Germany’s first (?) came in 1913. I haven’t researched the UK so much, but the first I’ve found is Frances Consitt, “The Use of Films in the Teaching of History,” Leeds, 1931.

Thanks as always, Stephen. I have a copy of Frances Consitt’s work, which was research conducted on behalf of the Historical Association, and which was published formally in 1931. More on what is a fascinating work at another time, perhaps.

Another update: Frank Kessler has just reminded me that the first German doctoral thesis was Emilie Altenloh’s Zur Soziologie des Kino: Die Kino-Unternehmung und die Sozialen Schichten Ihrer Besucher, awarded by the University of Heidelberg in 1913, and published in book form in 1914. This is an exceptional piece of work, a sociological study strikingly modern in method and conclusions. It is based around a questionnaire and interview survey of some 2,400 filmgoers in the medium-sized industrial town of Mannheim during 1912 and 1913. It is in two parts: part one on production; part two on audiences and reception. The latter is available in an English translation by Kathleen Cross, as ‘A Sociology of the Cinema: the Audience’, Screen, vol. 42 no. 3, Autumn 2001, pp. 249-293. It’s a work I should return to at another time.
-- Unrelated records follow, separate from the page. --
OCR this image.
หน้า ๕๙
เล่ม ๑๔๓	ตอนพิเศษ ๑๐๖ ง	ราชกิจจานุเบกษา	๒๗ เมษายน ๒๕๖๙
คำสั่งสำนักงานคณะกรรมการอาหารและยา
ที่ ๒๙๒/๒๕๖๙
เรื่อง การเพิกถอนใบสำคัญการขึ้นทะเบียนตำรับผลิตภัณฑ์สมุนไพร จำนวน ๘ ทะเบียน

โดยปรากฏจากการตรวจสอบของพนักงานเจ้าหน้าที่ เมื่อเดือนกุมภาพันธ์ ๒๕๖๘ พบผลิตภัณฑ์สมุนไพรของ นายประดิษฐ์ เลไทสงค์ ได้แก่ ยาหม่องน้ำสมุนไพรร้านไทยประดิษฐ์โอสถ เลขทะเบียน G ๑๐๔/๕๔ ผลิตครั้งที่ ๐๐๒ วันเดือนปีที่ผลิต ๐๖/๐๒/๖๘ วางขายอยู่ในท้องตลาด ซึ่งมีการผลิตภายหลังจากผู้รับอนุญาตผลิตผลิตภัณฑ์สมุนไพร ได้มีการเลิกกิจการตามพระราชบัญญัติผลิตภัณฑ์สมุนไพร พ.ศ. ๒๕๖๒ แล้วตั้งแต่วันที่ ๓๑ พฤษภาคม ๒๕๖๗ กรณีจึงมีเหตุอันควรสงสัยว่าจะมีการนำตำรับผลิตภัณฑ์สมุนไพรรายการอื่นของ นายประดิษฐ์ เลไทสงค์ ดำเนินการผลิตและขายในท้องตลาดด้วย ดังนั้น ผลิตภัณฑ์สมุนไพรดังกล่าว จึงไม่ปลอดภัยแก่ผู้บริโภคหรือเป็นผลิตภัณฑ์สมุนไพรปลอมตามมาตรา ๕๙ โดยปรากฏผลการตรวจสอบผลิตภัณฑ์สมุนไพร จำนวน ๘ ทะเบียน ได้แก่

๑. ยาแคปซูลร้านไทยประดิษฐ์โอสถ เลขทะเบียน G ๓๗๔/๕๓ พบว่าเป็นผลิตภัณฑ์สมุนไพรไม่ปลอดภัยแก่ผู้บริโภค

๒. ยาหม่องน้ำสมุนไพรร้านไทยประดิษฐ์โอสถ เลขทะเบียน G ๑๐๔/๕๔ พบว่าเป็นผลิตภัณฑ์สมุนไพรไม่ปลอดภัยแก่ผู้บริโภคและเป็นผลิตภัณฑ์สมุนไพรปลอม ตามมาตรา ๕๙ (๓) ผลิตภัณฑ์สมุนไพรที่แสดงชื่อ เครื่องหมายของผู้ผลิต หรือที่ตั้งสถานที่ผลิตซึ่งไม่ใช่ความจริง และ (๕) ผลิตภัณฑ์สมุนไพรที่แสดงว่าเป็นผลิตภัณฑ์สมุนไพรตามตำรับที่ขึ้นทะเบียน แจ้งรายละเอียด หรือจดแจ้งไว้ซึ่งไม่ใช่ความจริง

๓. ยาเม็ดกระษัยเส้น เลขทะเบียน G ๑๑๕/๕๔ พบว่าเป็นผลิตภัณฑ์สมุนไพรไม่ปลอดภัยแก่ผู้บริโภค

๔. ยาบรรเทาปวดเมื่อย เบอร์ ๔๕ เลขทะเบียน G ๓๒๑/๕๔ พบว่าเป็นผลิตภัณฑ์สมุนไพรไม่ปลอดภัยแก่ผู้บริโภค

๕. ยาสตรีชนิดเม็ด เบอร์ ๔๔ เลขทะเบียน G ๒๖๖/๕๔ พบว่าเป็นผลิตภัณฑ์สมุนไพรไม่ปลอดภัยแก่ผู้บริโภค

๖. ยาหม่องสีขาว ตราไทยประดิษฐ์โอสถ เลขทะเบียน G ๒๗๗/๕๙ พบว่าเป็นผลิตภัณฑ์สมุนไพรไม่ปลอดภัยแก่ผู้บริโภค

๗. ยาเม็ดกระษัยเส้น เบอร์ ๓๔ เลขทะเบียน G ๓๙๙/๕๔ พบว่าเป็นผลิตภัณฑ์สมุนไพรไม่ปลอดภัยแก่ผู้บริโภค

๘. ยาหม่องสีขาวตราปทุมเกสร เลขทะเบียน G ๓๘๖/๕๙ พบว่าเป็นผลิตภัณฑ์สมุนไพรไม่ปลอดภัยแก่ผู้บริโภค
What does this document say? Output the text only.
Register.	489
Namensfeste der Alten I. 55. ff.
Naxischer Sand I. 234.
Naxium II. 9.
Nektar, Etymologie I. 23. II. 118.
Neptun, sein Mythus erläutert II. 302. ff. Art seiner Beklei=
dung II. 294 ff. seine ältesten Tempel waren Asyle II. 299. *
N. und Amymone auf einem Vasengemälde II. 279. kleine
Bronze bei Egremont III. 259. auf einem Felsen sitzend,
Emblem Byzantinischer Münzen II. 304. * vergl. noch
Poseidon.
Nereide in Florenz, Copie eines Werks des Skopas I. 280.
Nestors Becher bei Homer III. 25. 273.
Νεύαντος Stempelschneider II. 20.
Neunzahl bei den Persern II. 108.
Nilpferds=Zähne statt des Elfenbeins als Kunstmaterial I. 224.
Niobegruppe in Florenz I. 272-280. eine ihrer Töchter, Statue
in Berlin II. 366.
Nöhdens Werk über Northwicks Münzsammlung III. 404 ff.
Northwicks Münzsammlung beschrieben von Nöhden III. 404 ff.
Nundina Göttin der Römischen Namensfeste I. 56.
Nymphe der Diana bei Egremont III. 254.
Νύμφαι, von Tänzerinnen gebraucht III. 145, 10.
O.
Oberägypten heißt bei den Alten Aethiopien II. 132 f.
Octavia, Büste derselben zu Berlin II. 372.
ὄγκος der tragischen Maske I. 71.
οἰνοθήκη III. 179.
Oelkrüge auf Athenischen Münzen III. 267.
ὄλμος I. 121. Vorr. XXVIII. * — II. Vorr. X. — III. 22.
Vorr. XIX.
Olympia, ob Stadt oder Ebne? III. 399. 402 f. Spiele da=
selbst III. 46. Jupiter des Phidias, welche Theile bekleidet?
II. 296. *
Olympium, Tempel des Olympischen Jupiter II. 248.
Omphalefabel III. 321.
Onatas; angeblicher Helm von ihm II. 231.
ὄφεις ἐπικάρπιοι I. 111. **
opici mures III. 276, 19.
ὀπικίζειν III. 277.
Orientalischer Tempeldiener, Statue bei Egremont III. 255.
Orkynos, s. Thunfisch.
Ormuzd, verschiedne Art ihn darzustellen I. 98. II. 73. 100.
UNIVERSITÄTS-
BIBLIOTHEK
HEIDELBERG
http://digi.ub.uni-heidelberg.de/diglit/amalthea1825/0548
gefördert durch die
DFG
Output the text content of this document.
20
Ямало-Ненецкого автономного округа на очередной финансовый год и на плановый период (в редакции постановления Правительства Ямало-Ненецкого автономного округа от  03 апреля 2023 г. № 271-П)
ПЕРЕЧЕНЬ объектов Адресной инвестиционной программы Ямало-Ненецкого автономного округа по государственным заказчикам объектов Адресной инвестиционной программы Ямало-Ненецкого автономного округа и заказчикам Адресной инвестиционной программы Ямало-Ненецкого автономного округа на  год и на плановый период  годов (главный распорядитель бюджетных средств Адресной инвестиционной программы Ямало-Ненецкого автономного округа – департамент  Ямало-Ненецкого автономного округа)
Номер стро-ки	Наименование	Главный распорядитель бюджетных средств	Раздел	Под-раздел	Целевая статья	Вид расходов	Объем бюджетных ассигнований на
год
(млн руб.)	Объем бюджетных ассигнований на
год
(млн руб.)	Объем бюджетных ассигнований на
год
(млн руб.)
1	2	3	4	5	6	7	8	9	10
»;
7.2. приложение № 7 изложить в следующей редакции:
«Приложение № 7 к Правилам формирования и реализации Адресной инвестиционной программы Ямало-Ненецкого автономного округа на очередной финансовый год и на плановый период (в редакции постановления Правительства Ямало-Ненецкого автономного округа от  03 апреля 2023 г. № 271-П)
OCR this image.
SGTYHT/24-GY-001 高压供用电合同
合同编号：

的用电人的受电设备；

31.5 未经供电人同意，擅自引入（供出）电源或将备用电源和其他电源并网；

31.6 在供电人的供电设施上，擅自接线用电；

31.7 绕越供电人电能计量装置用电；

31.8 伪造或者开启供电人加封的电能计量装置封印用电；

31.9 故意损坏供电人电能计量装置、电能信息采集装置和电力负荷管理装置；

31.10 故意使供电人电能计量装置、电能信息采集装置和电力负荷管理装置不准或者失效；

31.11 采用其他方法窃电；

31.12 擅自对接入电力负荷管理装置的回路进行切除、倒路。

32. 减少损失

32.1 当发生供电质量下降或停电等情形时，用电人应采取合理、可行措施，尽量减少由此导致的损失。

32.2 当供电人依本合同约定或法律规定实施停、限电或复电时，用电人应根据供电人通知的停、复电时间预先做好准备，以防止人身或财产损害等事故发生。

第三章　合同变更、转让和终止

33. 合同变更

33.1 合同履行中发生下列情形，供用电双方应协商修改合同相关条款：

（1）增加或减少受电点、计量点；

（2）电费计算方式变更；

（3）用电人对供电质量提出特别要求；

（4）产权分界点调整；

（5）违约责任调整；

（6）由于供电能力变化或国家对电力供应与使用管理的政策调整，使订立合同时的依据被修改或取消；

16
Meanwhile, for those able to read German, the full text is available from the University of Oldenburg site.

And another update: How could I have forgotten? There was a doctoral thesis submitted by George Esdras Bevans, How workingmen spend their time, submitted to Columbia University in 1913, which has already been the subject of a post. Although not directly about the cinema, it does include data about cinema-going in its survey of American working class entertainments.

And a final update: There is one doctoral thesis that beats all the above. The French medical researcher, Jean Comandon, as part of his work on microscopic organisms, such as the syphillis spirochete, employed microcinematography (combining cinematograph with microscope), observations from which which were included in his 1909 thesis De l’usage clinique de l’ultra-microscope en particulier pour la recherche et l’étude des spirochètes. In the same year he was taken on by the Pathé company to make microcinematographical films of organisms for the popular cinema market, and he went on to enjoy a notable career as a scientific filmmaker (including a period in the late 1920s working for Albert Kahn).